Unconfirmed reports earlier this week said remains of agent uncovered; Moscow strongly rejects claim of involvement

Mossad spy Eli Cohen, executed in Syria in 1965. (Israel GPO)
Mossad spy Eli Cohen, executed in Syria in 1965. (Israel GPO)

Officials in the Prime Minister’s Office on Thursday denied reports that Russia had found the body of legendary Israeli spy Eli Cohen in Syria, a day after Moscow strongly rejected the claim of its involvement.

Cohen infiltrated the top echelons of Syria’s leadership in the early 1960s and obtained top-secret intelligence before he was caught and publicly executed in Damascus in 1965.

Citing unconfirmed reports by Syrian opposition groups, Hebrew media reported earlier this week that a Russian delegation took Cohen’s remains out of Syria.

Israeli officials were silent after the reports emerged last weekend.

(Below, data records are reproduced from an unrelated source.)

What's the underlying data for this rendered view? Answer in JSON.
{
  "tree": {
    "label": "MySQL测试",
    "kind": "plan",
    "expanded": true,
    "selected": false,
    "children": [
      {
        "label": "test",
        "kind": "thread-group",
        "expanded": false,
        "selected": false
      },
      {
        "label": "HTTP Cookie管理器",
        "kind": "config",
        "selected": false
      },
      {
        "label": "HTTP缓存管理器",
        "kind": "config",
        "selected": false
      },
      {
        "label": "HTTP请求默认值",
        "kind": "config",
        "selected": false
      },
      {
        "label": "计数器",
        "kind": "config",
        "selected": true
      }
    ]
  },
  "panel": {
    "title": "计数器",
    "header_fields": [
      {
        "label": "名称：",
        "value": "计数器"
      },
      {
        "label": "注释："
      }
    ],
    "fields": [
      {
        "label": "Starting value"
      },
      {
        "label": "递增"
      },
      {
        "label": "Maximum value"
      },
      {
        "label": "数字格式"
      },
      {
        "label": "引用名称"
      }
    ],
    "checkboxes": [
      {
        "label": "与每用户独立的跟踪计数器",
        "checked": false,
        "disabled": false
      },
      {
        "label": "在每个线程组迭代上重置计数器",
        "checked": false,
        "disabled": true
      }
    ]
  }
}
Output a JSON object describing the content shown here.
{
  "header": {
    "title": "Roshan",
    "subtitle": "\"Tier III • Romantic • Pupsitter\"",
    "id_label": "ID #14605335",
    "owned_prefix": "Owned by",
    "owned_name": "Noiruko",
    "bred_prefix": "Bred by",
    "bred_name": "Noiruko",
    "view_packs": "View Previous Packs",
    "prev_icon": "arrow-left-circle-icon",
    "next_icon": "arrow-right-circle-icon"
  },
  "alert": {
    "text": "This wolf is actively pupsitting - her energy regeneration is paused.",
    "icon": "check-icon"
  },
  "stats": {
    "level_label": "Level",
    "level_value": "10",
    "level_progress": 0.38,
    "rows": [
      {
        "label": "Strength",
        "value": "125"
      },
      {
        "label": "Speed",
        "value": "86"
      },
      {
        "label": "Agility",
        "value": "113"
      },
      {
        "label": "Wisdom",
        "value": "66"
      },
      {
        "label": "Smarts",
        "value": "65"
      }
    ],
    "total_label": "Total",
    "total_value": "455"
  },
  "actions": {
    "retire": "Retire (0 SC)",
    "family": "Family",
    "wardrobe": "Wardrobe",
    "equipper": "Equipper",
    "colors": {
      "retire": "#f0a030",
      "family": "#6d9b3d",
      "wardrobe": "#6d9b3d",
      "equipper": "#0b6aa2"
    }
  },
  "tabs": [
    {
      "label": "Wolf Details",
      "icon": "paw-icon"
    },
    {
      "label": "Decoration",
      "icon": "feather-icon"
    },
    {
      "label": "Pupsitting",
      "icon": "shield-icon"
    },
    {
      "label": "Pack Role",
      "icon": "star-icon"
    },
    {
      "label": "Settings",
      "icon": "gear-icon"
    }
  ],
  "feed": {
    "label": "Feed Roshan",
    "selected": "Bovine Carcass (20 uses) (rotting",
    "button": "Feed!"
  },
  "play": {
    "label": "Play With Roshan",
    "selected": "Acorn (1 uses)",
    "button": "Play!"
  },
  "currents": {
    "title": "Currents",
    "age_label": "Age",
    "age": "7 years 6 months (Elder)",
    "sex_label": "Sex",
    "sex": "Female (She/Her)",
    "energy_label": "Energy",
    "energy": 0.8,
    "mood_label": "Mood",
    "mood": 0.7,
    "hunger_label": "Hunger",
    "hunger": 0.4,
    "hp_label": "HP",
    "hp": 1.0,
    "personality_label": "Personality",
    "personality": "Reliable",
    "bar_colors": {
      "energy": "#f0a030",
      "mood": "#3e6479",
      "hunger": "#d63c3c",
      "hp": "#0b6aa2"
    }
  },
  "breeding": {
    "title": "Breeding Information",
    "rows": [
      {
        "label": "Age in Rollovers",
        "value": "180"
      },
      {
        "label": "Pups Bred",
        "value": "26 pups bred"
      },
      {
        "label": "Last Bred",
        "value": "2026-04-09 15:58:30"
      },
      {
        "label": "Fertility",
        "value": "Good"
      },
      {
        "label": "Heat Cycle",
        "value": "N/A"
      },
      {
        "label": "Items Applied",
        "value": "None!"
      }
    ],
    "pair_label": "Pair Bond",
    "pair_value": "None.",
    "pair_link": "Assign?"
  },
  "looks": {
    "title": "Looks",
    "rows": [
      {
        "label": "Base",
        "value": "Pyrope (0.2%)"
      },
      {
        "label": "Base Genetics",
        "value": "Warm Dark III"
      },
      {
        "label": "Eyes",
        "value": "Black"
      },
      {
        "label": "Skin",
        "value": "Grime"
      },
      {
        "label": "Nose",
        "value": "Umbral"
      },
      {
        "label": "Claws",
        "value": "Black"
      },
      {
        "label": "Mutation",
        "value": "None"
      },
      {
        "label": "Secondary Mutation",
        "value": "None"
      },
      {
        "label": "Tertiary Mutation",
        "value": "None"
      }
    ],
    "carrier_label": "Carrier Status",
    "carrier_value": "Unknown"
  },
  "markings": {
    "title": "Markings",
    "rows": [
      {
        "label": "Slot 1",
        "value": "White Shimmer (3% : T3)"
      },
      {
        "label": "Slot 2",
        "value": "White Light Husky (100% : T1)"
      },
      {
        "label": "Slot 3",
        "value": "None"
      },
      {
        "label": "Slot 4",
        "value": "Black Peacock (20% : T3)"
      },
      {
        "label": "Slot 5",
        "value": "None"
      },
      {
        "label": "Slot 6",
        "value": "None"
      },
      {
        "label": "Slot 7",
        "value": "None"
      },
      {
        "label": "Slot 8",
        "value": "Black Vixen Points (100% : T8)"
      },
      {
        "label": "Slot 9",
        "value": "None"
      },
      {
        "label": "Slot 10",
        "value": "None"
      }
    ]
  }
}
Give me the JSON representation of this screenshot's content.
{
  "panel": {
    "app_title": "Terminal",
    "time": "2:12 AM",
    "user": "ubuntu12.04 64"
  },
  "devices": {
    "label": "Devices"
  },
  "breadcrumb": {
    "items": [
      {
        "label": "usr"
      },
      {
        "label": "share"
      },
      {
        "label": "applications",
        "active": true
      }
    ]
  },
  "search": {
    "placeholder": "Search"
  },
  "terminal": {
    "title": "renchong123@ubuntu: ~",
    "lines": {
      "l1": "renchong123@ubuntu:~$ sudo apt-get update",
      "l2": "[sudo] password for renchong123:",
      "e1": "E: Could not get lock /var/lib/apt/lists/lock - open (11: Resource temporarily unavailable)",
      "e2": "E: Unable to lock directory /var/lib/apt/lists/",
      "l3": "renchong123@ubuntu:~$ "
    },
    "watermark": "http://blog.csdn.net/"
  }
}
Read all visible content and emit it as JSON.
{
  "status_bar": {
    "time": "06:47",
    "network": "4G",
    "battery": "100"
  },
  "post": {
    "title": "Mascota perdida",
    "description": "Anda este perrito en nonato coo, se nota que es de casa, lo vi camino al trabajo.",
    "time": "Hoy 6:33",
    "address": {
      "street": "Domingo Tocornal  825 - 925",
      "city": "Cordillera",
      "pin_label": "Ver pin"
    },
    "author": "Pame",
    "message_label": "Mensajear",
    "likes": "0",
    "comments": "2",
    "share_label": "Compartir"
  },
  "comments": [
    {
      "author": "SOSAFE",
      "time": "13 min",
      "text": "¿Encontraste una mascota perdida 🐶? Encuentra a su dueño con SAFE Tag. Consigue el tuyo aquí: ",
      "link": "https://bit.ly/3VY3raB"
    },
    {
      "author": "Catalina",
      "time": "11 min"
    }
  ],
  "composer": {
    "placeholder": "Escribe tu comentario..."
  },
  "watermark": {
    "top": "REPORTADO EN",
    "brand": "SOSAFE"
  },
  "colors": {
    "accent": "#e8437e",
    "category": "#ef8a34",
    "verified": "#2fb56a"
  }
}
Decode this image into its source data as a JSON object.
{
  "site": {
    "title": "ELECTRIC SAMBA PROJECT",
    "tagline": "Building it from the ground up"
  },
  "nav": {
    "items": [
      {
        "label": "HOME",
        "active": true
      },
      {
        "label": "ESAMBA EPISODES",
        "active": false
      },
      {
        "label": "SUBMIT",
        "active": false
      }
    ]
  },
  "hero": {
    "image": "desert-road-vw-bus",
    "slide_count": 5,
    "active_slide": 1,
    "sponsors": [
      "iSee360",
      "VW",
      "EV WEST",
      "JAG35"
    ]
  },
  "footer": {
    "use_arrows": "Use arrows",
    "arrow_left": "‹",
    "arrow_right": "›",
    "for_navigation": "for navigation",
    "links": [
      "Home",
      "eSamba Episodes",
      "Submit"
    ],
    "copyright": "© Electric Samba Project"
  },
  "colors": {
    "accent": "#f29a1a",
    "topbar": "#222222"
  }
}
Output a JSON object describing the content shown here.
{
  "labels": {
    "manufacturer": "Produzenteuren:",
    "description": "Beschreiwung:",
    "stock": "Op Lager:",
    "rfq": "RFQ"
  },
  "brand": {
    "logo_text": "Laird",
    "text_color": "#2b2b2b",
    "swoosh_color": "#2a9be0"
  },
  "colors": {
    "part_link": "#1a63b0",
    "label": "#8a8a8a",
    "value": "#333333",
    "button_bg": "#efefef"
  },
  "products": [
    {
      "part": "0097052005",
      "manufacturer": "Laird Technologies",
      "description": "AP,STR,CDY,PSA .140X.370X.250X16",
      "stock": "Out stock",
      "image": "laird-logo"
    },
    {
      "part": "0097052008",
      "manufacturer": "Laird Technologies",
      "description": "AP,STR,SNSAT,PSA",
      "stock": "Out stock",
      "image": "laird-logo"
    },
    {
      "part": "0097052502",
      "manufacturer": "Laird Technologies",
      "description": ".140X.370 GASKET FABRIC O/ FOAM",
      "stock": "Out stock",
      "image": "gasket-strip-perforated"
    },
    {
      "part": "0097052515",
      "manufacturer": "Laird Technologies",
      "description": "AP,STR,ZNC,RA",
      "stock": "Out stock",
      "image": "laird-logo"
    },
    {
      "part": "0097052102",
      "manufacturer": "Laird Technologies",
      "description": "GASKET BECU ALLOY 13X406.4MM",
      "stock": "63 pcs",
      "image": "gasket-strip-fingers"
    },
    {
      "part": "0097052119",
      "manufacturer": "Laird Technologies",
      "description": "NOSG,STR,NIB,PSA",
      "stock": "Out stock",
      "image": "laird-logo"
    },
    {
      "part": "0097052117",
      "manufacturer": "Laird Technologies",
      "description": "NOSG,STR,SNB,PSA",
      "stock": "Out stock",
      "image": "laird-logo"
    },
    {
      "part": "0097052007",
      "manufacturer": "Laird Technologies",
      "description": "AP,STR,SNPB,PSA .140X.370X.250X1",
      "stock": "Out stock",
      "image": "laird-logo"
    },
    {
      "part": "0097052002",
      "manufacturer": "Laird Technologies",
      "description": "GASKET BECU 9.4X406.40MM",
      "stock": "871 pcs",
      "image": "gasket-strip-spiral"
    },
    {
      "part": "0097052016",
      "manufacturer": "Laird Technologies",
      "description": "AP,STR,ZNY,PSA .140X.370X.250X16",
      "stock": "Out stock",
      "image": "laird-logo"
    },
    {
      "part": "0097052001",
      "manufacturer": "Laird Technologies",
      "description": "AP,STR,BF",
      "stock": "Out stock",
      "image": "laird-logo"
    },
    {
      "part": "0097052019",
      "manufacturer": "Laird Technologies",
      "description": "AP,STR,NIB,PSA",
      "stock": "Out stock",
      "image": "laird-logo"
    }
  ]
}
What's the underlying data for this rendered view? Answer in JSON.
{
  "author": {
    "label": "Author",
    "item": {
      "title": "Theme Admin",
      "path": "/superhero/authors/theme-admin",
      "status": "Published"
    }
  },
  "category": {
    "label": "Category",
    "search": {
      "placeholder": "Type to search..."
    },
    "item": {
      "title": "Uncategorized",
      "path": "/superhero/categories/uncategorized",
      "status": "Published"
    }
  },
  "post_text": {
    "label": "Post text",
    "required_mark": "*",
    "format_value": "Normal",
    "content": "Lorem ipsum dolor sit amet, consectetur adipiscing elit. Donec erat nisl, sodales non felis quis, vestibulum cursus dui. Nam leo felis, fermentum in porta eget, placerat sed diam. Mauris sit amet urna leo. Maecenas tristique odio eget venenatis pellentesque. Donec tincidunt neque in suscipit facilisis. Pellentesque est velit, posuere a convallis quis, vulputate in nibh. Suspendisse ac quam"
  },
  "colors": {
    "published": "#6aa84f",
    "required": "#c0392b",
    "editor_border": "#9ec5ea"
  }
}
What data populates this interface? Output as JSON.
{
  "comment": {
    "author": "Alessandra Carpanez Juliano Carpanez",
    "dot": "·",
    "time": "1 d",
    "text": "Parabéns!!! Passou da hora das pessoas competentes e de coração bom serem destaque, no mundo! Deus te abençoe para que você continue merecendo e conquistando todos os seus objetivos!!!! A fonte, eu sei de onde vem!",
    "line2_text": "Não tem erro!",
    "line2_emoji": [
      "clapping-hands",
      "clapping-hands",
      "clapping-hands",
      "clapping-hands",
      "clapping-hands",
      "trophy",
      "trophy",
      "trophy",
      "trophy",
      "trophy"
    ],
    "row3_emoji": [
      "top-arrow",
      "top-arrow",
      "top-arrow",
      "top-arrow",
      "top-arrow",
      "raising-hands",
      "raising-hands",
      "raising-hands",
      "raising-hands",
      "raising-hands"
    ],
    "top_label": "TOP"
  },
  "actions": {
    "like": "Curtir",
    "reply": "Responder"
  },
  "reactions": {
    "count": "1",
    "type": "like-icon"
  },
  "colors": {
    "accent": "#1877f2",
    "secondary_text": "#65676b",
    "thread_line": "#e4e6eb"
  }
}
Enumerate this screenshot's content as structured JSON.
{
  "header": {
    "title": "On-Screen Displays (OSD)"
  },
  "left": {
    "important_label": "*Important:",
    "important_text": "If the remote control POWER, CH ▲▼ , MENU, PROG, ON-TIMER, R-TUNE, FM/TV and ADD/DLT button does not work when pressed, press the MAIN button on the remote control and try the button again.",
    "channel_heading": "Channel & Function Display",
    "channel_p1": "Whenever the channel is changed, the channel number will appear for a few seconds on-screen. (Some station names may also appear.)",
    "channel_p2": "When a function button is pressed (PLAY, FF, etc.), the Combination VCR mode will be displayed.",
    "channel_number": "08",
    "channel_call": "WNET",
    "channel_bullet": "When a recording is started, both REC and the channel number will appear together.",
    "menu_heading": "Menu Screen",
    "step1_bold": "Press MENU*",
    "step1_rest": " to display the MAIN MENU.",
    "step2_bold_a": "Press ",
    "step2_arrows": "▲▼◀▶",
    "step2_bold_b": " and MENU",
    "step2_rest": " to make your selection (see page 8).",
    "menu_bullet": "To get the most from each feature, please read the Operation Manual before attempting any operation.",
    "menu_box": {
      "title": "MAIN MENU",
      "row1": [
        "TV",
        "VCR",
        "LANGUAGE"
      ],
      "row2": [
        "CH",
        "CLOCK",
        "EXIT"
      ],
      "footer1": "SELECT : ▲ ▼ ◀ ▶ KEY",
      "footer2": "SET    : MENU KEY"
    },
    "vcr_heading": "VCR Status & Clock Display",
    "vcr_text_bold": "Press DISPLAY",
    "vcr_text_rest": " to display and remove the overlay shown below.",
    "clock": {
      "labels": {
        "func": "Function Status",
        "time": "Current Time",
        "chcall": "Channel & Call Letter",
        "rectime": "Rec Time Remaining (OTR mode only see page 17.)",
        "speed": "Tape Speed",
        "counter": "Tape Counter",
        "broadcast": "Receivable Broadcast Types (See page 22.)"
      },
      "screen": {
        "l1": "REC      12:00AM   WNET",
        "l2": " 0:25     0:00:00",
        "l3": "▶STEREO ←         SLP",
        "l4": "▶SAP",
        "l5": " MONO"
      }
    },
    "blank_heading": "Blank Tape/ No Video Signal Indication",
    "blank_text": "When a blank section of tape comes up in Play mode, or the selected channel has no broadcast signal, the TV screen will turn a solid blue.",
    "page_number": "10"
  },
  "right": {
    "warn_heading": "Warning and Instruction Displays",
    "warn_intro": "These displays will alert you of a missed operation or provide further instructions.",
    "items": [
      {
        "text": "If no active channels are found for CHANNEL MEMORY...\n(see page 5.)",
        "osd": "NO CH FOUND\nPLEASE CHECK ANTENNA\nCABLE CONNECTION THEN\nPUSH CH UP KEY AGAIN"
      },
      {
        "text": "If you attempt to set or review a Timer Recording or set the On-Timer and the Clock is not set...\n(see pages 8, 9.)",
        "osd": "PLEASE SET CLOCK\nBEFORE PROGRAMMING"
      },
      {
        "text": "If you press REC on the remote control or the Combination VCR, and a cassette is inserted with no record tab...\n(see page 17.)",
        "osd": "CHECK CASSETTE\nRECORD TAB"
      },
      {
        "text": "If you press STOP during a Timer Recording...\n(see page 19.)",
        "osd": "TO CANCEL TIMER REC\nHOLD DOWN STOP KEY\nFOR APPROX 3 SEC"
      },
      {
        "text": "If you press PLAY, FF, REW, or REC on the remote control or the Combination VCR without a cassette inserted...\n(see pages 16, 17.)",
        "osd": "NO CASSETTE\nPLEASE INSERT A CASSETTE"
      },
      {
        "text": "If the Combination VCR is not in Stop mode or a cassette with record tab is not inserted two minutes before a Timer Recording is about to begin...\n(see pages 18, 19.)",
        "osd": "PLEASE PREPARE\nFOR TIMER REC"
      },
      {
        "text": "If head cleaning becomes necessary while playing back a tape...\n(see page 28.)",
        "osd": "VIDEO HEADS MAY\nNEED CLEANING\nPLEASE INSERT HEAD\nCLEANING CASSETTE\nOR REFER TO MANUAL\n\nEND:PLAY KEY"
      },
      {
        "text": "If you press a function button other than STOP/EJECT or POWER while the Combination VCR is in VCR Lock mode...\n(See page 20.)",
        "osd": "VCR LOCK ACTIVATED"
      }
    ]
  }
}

Israel had previously appealed to Russia for help in finding Cohen.

Russia’s foreign ministry on Wednesday strongly rejected the reports, putting out a statement “resolutely refuting” the claim, which it described as a “provocation.”

It urged the Israeli media to show a more “accurate, professional and honest approach to coverage of such sensitive issues.”

Russia, which is allied with Syrian President Bashar Assad, recently aided Israel in finding and recovering the remains of Israeli soldier Zachary Baumel who went missing in the 1982 First Lebanon War.

Baumel’s remains were flown back to Israel earlier this month, after years of efforts to find his body. Israeli officials are still searching for two other soldiers captured and killed in the same battle: Tzvi Feldman and Yehuda Katz.

Cohen’s body has not been returned from Syria, despite decades of appeals by his family. News of the whereabouts of Cohen’s remains are closely followed in Israel, where recovering the bodies of fallen soldiers carries special resonance.

Cohen is also a national icon representing Israel’s daring intelligence-gathering efforts: Information that he obtained in Syria is credited with playing a key role in Israel’s stunning success in the Six Day War.

Cohen was put on trial and executed by the Syrian government for espionage on May 18, 1965, after he successfully breached the Syrian government under the alias Kamel Amin Thaabet for four years.

Last year, the Mossad spy agency recovered a wristwatch belonging to Cohen and brought it back to Israel in a special operation. The PMO did not explain how it retrieved the watch, which had been in “enemy hands.”

This July 5, 2018, photo shows the wristwatch that once belonged to Israeli spy Eli Cohen. (Amos Ben-Gershom/GPO)

Over the years, Cohen’s widow Nadia had unsuccessfully made several appeals to the Syrian government to release her late husband’s remains. In 2008, a former bureau chief of late Syrian leader Hafez Assad claimed that no one knew where Cohen was buried.

“The grave was moved after a day or two,” Monjer Motsley said in an interview. “We were scared that Israel would send forces to take away the body.

“It is difficult to find Cohen’s bones,” he added. “Assad promised to return Cohen’s bones, but when he asked about it, security officials told him: ‘Sir, we don’t know where the grave is,’ so he couldn’t promise.”